1. I know something you don't - Remember all those old comics where Superman winks at the reader in the last panel and reader and Supes are united in sharing a secret that dopey old Lois doesn't know? We identify with the main character because we share an insight into his life that those around him don't.

2. If only people knew who I really am - The Lee/Ditko Spidey distilled this down: "If only the kids at school knew it was me who saved them they'd treat me differently. They think I'm just weak nerdy Peter Parker. Imagine if they knew that I am really... Spider-Man!" It's the dream of the misunderstood outsider, to be respected and admired if people "really knew" what they're truly like.

3. I carry an impossible burden others do not have - All the times the hero gets into trouble because they've had to choose between doing the right thing and doing the socially acceptable thing, missing the date to save the world, and the angst that comes with it, touches on the lifestyle choices and evolving social awarenesses of younger readers; everyone feels like they're a special case for reasons nobody else can know.

4. I'm smart and you're dumb because I can keep a secret from you - Every time Flash Thompson rags on Parker for being useless then goes to his Forest Hills Spidey Fan Club meeting we're laughing at Flash and cheering for Peter; one up for the brainy nerd over the dumb jock. And yes, it's the same with the mysogenistic 50s Clark and Lois dynamic, where Lois plays the part of snoopy big-sister killjoy.

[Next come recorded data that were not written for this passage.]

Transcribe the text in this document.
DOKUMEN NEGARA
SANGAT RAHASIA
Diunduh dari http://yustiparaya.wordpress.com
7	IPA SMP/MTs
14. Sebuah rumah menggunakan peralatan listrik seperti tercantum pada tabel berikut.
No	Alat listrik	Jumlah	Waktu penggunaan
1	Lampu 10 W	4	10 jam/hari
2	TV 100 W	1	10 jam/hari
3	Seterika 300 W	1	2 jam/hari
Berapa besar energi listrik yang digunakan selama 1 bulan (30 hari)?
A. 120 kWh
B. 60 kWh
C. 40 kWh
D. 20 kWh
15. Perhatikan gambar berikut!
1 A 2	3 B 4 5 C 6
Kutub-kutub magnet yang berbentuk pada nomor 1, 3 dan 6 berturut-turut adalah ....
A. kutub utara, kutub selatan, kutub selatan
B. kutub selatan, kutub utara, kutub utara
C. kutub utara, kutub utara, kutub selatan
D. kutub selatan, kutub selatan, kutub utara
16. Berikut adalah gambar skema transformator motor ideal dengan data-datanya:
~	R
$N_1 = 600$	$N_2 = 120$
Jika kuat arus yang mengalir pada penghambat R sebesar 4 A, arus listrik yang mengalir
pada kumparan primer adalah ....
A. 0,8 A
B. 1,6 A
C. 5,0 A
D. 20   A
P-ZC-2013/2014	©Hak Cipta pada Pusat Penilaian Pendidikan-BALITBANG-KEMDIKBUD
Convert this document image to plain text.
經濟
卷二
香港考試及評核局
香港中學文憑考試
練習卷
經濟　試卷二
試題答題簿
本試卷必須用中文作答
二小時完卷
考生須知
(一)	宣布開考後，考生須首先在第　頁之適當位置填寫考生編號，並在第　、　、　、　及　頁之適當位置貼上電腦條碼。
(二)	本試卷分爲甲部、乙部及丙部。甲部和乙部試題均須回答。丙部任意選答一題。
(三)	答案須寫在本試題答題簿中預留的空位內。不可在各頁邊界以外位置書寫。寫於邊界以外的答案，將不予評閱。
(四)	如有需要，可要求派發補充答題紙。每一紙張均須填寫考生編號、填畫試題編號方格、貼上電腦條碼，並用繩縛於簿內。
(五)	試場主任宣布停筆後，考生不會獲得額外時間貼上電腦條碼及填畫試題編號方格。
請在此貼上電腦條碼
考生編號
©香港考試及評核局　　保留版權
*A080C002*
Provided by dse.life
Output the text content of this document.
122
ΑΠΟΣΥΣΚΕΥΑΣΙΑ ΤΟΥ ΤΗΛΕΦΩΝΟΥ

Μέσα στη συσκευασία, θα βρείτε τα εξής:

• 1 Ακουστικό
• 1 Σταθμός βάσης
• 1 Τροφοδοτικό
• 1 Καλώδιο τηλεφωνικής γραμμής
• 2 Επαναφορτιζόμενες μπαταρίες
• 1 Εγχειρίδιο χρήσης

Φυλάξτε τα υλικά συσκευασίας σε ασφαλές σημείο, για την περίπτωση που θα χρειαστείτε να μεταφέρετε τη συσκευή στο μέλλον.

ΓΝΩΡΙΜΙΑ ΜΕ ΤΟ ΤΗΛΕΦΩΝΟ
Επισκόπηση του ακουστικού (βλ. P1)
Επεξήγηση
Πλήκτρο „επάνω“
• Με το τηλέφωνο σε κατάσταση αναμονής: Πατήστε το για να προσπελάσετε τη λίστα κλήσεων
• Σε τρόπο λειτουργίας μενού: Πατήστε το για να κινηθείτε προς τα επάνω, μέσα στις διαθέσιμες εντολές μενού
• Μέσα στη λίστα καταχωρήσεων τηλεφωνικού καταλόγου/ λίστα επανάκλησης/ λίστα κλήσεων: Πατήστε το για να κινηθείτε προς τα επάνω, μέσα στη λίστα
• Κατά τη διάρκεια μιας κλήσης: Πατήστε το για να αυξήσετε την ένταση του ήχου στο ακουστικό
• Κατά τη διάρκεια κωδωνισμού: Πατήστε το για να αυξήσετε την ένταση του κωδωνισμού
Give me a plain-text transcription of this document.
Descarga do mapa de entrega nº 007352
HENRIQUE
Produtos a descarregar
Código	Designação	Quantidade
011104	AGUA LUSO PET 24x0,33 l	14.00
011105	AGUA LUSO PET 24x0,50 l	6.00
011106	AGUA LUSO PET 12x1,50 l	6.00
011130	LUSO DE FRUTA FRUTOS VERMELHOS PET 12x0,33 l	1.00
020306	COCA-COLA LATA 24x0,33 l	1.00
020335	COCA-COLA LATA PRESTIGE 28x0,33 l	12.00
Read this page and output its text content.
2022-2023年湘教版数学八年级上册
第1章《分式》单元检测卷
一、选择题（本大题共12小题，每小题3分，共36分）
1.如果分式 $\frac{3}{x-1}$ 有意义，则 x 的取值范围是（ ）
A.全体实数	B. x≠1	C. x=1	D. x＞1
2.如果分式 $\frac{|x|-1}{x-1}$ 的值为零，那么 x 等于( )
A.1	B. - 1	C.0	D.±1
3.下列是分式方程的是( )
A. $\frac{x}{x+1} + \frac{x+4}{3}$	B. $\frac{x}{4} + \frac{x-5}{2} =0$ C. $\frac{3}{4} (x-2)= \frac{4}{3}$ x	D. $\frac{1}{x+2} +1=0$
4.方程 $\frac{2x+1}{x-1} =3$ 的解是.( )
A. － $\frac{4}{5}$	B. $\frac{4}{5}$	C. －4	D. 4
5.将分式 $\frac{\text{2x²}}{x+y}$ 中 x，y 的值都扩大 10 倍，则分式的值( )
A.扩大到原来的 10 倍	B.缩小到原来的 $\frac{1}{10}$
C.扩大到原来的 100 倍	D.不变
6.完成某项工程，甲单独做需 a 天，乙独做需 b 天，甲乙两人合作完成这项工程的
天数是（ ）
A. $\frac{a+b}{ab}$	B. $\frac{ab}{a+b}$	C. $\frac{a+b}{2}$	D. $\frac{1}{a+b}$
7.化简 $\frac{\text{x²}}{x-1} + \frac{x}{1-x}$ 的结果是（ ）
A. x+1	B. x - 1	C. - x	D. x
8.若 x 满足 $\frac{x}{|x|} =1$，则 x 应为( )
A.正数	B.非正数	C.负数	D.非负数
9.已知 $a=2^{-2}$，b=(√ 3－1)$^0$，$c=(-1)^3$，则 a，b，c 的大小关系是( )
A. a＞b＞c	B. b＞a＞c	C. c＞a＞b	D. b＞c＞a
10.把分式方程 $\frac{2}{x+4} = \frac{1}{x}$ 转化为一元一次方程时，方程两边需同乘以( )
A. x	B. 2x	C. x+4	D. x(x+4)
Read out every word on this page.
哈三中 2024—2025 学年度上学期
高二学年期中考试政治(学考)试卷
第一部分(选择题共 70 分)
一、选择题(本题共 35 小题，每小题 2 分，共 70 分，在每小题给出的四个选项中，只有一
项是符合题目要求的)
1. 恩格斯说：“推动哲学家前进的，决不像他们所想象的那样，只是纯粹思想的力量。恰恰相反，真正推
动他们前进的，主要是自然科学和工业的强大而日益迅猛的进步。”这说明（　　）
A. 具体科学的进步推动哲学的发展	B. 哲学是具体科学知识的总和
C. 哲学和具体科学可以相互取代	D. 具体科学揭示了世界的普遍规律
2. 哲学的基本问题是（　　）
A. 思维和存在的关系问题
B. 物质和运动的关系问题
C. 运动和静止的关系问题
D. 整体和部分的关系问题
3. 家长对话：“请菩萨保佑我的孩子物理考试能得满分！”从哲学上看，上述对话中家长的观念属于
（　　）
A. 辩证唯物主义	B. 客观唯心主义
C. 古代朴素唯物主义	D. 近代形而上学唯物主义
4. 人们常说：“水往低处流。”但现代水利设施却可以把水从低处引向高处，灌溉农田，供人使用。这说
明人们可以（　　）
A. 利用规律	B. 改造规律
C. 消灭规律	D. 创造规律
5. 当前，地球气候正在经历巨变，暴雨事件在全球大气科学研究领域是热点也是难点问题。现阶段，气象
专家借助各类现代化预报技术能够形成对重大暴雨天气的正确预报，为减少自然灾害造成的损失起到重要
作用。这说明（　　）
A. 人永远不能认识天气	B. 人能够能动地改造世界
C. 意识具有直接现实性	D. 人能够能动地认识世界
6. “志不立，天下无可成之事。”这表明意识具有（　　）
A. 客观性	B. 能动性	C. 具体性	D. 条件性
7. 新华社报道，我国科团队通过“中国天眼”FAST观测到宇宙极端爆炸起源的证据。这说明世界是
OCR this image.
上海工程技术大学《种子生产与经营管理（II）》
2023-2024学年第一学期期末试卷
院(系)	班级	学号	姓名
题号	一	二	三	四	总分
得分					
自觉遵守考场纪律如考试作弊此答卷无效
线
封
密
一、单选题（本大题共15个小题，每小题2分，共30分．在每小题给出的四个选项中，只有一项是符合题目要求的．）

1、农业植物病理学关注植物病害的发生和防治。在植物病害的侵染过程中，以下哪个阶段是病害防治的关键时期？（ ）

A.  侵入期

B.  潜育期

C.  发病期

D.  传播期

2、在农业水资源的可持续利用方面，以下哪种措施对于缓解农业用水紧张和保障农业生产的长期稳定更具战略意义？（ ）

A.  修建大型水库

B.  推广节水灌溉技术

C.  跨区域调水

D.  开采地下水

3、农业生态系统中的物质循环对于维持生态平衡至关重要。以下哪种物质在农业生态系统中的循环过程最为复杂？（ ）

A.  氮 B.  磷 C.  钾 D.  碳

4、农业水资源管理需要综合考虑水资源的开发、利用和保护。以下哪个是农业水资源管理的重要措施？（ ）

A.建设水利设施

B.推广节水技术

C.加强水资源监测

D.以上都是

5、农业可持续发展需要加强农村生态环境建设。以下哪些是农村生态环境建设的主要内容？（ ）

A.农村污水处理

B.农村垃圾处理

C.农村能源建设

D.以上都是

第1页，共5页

5. There's things about me and things I do that I don't want people to know - All the others in this list are about wish-fulfillment and wanting to be like the hero. This one's a phobia, about mom finding the mags hidden under the bed or the kids at school finding out about the tap dancing lessons. It's the dramatic tension of the threat of discovery and the subsequent damage that would cause.

Movies have to compress story arcs in ways that serial comics don't and can't, so of course they cover the meaty seat-filling stuff like identity discovery. Serial comics exist for the main part on illusion of change rather than change itself, so more often than not the reset button gets used.

Since we have the remarkable situation nowadays of comics characters with publishing histories twice as long or more than the average reader age we've got many heroes who have already gone through their natural story development cycle and some or on their third or fourth time around. Hence, where a story might appropriately end with the hero laying aside his mask, marrying the girl, and settling down after a job well done we instead have to have the story of the murder of the bride and our hero taking up his mask to fight on after the tragedy. Again.

Now to the romantic-specific stuff. A good half of romantic plot developments are along the lines of "I can never tell him/her, but..." followed by some revelation about a former lover, a dark secret, a fatal illness or whatever other cliche you care to insert. Secret identities fit exactly into this pattern, and are actually slightly less icky than some of the alternative complications.

We still live with storytelling expectations fed by ancient literature and compounded by a contemporary media concentration on a young single audience. Naturally this means the focus is on the hero's journey, that intense period of cheracter development through struggle which often includes meeting and finally winning a partner and lifemate. That journey naturally ends with "winning the kingdom" and settling down with the queen. Very few adventure stories feature the drama and excitement of raising a family or living in a stable monogamous relationship.

And that's why so few comics romances last, or else become protracted out in holding patterns past the endurance of long-term readers. It's not that somebody couldn't write about a long-term stable married couple and their adventures (FF comes nearest in mainstream comics, being in effect a family team drama), but such a series is contrary to reader expectations and therefore a harder sell.

Therefore in the lexicon of reasons romances remain in a holding pattern, secret identity, with the added "she's safer not knowing" excuse, is one of the primary tools. Revealing or discovering secret identity is a major step forward in depicting a genuine developing relationship, but that in itself works against the interests of an ongoing serial.